I think the level of compassion we expect doctors to have is beyond reasonable, much in the same way we expect too much from public school teachers. When I was teaching, I could emotionally understand that a parent wanted the best for his or her kid, but realistically, that kid was one of 150 kids I had in class each day. I could give a kid only so much before it started to subtract from what was going to another kid (or my own at home). For a doctor too, you are going to be one of many, many patients he or she will see that day. I think that’s just the reality that needs to be faced when you see a doctor. This does not mean that a patient (or student) should not be treated with utmost respect, but just that if you want a specific, individualized (read: with high spiritual or emotional content) experience, you’ll probably have to make it for yourself.

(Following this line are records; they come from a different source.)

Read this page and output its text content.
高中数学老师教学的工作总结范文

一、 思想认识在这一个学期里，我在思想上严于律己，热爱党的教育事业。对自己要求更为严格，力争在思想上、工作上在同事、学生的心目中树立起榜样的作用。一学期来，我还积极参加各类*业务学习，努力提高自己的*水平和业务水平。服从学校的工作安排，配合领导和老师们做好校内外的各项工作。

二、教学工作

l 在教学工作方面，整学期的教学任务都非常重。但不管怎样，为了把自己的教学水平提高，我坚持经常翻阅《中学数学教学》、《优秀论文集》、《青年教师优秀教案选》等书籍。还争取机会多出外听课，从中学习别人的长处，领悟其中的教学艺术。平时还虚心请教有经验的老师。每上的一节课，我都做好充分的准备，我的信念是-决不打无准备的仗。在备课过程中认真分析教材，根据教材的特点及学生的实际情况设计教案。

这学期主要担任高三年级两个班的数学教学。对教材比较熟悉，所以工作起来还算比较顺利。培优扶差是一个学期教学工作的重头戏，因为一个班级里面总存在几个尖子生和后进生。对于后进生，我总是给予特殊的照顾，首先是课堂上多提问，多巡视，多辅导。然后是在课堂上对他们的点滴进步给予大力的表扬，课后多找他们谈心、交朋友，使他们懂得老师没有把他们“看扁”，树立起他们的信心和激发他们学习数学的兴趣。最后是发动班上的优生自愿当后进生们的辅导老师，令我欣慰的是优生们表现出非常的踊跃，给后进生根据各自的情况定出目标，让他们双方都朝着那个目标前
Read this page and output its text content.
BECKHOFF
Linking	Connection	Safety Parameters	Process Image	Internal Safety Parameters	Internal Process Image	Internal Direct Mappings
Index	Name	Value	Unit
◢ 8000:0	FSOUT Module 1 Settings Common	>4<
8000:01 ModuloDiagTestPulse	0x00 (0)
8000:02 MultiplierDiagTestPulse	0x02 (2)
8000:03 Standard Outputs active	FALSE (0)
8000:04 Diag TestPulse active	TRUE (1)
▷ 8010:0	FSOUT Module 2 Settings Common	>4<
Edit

Darn – I did not intend to rant. Kudos to Ricki Lake and Abby Epstein for making this film; however, I guess I was a little disappointed in the depth of coverage. We need another film: one that goes beyond doctors/hospitals = bad; midwives/homebirth = good.

And WHY would they end a pro-homebirth documentary with a homebirth that ended up being an emergency hospital transport? (The mother went into labor six weeks in advance of her due date – that fact has been haunting me today, because I’m six weeks away too. Stay inside a while longer little baby!)